Here we are, at the end of another week of Safer at Home, and what a week it has been. I won't say our team is getting used to conducting business from the kitchen table...but, as Tim Gunn would say, we're doing our best to Make.It.Work. Which is a long way of saying a LOT of Virtual Meetings have been going on. 

No one handed me a manual for how to behave on these things, so I figured I would compile what I've learned the hard way into a quick best-practices guide, to spare you the same pain. Feel free to utilize any and all of these the next time you're asked to "jump on another quick video conf call" that you know will last 2x longer than it needs to, because people are still "getting used to this crazy technology!"

Tip #1: Do us all a solid and wear a shirt with a single color; some (read: all) of us may (read: do) find busy or bright patterns dizzying/nauseating, especially on a computer screen.

Tip #2: Try not to sit with your back to a window, unless you're going for the sultry silhouette look. If you wish to grace the other video conference participants with your glowing countenance, position yourself facing a window instead. This way, you’ll be basked in natural, picture-perfect light, AND you’ll get some sun! (Which anonymous sources say has recently replaced both gold and oil as the nation’s most precious commodity. #fakenews)

Tip #3: Watch out for the perils of “wide-angle face”. Who among us has not been on a video call with the poor soul who either a) has no idea their camera is turned ON, or b) simply doesn’t know that most smartphone cameras have a wide-angle lens, and the closer you are…well, the messier it gets (from a proportional perspective.) Strive to avoid being this person by maintaining a decent distance from your camera lens, especially if you join using your phone.

Tip #4: Level up. And by that I mean keep your video camera at eye level whenever possible. No one wants to be looking up your nose, and if your camera is higher than your face, you’ll get wrinkles. Best to keep everything straight-on.

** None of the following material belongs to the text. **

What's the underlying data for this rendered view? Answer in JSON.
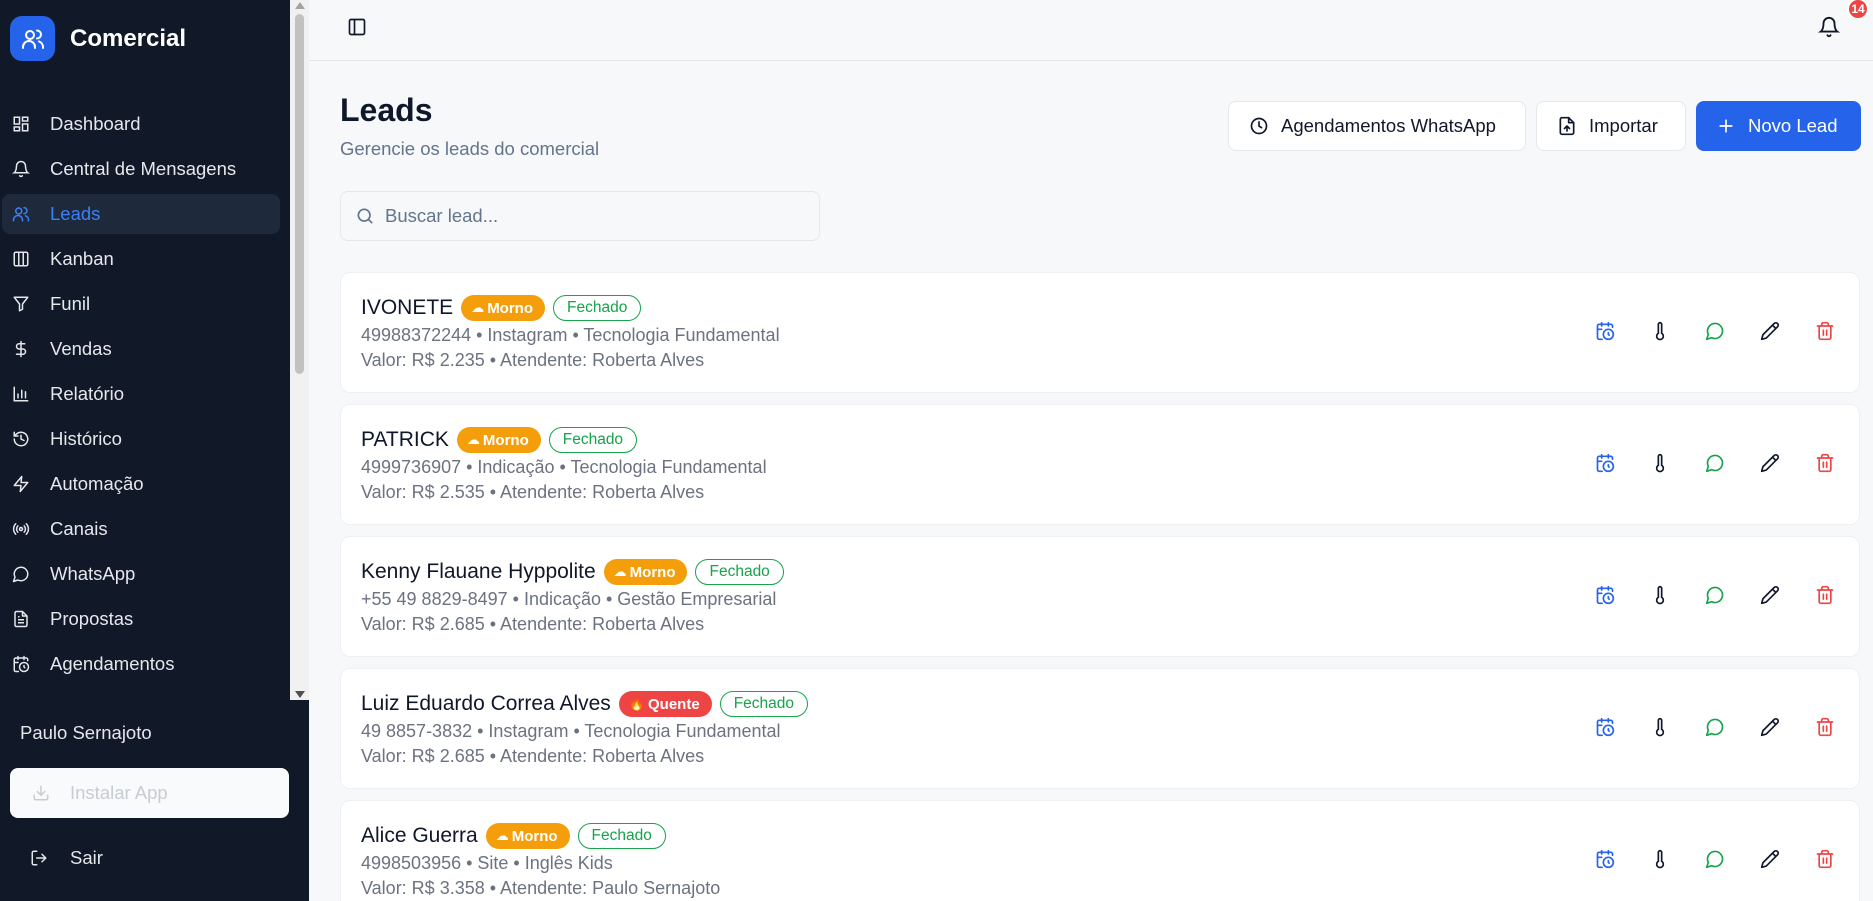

Tip #5: Last, but certainly not least, get to know your MUTE button. Get to know it intimately, as it is now your best friend. It is your pal, your confidant, your savior. There are many like it, but this one - that one right there, on your phone/tablet/computer - is YOURS.  It’s no secret; there is nothing worse than being on a video conference call with someone who consistently forgets to re-mute themselves after speaking. This is the same person who then immediately proceeds to bang out a quick set on the drums, drop their phone into a pit of barking dogs, or start prepping for dinner with all 16 pots in the Cuisinart set they got for Christmas.  Please don’t be this person.  For the sake of our sanity, your reputation, and the reputation of your family for generations to come. Another reason to mute immediately is to avoid saying something that was NOT meant for the group!!!…to the group.

That’s about all for now. Please check back in next week for more pearls on navigating this new work-from-home terrain. In lieu of thanking me for the free advice that no one asked for, please order a pizza (or whatever strikes your appetite-fancy) from a local business for dinner tonight. Now get out there and be the upstanding, community-supporting, neighborhood-strengthening citizen you are!